Let $U:H \to H$ be an unitary operator on a Hilbert space $H$. Suppose that $x \in H$ is orthogonal to all the eigenvectors of $U$. I'd like to prove that
$$ \lim_{N \to \infty} \frac{1}{N} \sum_{n=1}^N \lvert (U^n x, x) \rvert = 0. $$
So far I have no idea how to start. Could someone point me in the right direction?
By the spectral theorem for unitary operators $U=\int_0^{2\pi}e^{it}dE_t$, where $E_t$ is a right continuous monotone projector valued function, and by the functional calculus $U^n=\int_0^{2\pi}e^{int}dE_t$. The jump $E_t-E_{t-0}$ at $t$ is the orthoprojector onto the $e^{it}$ eigenspace, and $(E_t-E_{t-0})u=0$ if $u$ is orthogonal to that eigenspace. Since $x$ is orthogonal to all eigenspaces $F(t):=(E_t\,x,x)$ is a continuous distribution function, and $c_n:=(U^nx,x)=\int_0^{2\pi}e^{int}dF(t)$ are its Fourier-Stieltjes coefficients.

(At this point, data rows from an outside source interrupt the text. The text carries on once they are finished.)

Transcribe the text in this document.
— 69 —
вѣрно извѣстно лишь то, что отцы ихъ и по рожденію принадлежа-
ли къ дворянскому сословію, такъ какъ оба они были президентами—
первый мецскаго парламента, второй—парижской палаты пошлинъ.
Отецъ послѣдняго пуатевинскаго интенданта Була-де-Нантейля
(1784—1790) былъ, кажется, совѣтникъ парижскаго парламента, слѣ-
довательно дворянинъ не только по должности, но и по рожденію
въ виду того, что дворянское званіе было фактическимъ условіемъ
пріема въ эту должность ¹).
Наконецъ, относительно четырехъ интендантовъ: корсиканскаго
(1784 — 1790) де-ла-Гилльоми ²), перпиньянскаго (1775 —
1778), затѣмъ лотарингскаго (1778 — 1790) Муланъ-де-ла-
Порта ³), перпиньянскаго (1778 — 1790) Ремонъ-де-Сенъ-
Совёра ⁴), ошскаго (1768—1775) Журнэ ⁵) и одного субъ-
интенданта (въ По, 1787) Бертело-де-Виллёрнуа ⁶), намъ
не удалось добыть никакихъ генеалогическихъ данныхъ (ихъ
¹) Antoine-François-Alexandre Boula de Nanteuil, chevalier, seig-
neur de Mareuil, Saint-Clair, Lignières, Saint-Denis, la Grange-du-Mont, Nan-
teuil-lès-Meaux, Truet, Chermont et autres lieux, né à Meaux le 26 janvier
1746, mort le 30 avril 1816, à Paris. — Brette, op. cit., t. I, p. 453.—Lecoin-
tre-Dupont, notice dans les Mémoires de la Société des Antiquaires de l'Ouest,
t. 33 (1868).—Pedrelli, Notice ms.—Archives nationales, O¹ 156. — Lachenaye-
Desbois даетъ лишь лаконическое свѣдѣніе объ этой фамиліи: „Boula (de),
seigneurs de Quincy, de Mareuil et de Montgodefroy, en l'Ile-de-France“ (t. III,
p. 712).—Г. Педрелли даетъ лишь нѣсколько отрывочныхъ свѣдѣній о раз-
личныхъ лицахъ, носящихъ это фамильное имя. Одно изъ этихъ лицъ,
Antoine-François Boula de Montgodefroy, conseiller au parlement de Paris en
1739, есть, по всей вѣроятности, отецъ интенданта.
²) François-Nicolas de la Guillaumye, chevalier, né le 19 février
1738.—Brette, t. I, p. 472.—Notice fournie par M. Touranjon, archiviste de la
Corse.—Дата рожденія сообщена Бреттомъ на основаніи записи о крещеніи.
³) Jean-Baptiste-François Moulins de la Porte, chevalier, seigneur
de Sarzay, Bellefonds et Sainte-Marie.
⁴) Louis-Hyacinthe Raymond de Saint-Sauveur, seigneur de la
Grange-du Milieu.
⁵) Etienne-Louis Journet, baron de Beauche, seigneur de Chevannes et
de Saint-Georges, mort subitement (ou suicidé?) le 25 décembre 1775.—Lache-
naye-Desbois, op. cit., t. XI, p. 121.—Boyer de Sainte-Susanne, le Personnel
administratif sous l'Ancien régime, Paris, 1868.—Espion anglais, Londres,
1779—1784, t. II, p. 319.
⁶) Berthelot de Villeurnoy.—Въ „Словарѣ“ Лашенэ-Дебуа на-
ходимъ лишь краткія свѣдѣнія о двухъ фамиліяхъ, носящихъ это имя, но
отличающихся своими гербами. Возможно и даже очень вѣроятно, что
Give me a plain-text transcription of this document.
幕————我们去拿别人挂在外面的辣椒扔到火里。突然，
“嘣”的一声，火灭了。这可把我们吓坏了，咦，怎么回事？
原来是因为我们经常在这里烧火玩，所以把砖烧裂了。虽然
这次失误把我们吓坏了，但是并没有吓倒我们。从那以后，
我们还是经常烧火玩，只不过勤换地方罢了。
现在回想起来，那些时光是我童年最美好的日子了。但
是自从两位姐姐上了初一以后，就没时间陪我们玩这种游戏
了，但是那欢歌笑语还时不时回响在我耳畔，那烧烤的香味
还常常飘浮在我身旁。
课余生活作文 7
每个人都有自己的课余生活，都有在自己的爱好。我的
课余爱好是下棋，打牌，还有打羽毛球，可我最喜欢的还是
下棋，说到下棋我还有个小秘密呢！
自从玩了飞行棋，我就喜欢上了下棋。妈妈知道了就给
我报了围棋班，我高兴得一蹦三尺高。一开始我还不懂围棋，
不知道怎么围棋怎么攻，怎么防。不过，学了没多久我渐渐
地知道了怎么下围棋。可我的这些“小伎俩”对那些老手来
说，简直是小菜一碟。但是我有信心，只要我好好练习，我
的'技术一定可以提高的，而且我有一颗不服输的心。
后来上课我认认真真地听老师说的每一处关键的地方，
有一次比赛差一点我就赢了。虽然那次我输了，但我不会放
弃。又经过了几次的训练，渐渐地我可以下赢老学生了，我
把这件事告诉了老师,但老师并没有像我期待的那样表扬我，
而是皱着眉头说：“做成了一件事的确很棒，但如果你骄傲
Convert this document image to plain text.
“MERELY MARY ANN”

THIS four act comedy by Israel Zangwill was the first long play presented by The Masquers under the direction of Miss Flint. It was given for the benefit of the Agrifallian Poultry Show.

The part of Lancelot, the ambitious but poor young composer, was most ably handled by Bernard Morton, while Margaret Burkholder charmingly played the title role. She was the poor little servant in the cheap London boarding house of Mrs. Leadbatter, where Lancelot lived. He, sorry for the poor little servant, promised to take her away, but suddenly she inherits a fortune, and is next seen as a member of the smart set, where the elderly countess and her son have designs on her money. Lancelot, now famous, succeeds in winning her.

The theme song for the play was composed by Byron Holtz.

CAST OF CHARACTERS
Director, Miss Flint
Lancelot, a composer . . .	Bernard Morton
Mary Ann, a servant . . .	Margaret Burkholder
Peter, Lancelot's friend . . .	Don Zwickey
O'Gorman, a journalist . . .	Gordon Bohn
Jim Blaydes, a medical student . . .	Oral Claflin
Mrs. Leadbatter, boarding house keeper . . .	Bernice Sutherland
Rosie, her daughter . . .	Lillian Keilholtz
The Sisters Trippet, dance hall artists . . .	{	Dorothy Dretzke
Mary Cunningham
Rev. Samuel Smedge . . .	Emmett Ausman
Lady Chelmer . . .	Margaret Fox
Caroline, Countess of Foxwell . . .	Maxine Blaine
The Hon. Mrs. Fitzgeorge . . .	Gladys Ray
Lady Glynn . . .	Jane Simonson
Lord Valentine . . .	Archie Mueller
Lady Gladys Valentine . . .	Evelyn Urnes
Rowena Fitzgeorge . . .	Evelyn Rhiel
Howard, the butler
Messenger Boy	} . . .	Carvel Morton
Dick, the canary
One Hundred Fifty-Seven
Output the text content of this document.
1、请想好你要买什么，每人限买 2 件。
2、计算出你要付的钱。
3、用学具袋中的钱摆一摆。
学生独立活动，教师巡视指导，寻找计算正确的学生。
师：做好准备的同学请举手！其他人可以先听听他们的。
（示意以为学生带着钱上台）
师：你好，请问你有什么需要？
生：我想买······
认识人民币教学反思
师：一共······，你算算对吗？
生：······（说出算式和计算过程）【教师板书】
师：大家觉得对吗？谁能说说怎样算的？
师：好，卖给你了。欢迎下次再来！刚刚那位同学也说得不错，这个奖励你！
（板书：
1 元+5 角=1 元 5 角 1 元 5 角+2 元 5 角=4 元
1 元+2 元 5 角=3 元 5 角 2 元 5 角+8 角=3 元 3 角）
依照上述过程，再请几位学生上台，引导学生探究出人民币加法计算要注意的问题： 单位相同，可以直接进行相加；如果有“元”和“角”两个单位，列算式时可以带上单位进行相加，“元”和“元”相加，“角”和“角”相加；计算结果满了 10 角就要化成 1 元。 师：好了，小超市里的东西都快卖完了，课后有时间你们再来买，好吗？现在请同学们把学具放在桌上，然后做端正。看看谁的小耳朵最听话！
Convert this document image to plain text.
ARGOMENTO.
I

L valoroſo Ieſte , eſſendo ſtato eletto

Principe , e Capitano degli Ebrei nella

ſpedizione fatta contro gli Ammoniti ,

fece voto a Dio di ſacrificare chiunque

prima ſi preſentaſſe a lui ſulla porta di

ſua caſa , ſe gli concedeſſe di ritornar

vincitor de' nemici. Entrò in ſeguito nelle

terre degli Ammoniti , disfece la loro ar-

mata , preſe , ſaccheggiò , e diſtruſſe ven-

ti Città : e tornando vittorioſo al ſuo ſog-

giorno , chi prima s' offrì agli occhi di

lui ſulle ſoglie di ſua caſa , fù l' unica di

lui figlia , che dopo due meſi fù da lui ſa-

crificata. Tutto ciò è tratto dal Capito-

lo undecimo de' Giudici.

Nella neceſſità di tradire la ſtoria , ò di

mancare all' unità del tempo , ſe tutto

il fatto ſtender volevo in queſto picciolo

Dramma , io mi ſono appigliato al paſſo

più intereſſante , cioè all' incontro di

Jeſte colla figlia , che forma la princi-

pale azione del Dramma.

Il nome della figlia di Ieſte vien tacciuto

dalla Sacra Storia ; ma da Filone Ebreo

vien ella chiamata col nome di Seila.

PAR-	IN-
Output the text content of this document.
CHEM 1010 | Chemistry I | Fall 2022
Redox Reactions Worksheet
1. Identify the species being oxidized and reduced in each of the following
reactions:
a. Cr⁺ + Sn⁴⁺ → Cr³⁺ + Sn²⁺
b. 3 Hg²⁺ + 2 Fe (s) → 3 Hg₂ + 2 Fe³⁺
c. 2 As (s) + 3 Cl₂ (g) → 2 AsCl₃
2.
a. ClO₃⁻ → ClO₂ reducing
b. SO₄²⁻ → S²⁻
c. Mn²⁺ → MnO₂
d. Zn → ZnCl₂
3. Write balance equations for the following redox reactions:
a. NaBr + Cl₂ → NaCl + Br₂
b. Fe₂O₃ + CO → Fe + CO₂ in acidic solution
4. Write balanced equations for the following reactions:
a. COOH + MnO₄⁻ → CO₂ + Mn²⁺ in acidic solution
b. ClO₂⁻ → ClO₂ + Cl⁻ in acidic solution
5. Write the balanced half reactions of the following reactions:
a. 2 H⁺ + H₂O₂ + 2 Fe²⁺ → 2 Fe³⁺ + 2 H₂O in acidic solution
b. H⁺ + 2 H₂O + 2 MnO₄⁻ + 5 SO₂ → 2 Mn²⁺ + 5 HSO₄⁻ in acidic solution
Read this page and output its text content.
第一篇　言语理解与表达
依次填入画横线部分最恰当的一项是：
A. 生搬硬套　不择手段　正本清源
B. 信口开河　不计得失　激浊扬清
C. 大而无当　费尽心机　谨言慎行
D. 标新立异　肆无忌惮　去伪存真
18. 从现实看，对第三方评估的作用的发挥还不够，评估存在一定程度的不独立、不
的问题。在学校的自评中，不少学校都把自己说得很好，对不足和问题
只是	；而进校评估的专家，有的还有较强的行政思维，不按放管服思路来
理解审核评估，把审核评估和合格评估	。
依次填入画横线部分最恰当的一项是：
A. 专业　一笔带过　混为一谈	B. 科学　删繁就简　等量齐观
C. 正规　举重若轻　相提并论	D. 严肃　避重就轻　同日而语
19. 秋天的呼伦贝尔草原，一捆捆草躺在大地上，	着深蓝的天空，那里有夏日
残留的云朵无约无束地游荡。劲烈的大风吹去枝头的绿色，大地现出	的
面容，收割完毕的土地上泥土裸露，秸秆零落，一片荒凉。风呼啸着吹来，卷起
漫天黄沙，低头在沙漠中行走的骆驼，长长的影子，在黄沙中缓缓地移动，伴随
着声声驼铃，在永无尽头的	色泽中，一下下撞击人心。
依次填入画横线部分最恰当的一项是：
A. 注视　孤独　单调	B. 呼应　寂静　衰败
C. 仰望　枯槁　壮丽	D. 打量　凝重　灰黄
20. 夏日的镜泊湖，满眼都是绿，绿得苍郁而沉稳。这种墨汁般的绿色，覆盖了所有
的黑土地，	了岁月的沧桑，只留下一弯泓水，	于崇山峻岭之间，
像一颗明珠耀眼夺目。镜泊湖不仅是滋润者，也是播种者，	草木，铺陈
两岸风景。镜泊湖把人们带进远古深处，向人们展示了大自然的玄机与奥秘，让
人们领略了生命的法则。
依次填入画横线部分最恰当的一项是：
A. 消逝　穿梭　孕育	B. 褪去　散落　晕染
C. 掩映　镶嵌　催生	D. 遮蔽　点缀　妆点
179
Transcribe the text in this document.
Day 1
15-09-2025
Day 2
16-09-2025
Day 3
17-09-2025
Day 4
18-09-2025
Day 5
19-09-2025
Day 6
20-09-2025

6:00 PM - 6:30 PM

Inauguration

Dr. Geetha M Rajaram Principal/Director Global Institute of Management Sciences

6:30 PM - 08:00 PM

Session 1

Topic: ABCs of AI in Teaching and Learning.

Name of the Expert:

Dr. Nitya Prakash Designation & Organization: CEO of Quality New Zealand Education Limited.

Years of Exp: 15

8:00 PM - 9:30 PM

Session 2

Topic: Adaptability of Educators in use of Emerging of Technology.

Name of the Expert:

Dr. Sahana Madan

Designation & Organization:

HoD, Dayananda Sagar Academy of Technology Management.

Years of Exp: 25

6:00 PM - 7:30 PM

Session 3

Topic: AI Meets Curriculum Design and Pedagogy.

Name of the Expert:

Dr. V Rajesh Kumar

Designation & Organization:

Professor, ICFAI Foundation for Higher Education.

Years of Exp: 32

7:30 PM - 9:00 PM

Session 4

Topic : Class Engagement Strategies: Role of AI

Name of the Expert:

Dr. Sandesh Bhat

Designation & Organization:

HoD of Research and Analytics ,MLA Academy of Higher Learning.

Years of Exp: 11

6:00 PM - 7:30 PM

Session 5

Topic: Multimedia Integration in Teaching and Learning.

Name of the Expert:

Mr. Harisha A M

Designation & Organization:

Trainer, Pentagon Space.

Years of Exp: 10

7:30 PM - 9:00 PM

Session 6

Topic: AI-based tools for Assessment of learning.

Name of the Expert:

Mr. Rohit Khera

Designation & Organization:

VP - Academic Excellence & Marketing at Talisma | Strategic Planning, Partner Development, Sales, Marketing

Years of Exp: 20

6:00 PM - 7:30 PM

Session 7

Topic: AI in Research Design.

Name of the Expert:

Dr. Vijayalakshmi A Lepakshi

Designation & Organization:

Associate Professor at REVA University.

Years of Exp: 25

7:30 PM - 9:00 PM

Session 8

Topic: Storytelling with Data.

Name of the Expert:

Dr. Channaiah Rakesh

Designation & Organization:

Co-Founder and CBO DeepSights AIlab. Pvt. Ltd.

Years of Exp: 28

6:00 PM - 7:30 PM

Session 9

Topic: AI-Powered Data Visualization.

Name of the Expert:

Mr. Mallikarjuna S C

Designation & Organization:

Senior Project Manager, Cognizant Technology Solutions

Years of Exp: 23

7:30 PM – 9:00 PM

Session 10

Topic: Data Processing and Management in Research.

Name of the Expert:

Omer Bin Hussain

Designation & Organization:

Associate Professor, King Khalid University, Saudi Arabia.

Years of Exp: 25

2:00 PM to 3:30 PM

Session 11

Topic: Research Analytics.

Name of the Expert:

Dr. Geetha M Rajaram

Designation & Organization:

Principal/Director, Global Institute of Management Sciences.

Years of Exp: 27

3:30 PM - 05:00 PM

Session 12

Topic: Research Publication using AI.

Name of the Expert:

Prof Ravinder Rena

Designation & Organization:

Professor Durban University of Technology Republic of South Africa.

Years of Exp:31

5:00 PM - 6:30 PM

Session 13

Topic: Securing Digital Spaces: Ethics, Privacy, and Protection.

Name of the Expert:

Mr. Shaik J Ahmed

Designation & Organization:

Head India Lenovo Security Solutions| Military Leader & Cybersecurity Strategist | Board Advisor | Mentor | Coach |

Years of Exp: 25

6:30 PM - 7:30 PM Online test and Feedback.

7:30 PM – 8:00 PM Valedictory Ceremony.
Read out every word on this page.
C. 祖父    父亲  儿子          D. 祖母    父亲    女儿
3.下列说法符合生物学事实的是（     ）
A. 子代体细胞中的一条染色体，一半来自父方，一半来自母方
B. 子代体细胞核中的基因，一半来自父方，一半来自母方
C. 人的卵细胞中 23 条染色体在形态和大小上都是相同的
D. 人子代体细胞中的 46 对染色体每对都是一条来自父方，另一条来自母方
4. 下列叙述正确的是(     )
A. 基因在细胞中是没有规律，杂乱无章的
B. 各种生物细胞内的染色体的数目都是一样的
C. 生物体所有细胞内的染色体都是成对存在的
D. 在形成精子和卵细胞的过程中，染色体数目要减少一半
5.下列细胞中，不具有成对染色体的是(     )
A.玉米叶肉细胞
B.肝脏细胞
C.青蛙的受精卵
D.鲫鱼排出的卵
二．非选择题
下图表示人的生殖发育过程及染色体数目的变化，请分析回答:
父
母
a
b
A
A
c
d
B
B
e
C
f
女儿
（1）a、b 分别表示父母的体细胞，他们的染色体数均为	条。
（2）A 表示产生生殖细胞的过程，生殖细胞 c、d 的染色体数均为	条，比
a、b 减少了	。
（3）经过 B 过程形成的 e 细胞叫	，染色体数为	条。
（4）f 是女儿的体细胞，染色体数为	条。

By a theorem of Wiener $\frac1N\sum_{n=1}^N|c_n|^2\xrightarrow[N\to\infty]{}0$, and this is stronger than your claim because by the power means inequality $\frac1N\sum_{n=1}^N|(U^nx,x)|=\frac1N\sum_{n=1}^N|c_n|\leq\Big(\frac1N\sum_{n=1}^N|c_n|^2\Big)^{\frac12}\xrightarrow[N\to\infty]{}0$.
Wiener's theorem is on the first page of the paper I linked, it can be viewed by clicking on Look Inside button. The paper references Y. Katznelson, Introduction to Harmonic Analysis, John Wiley and Sons, 1968, p.42.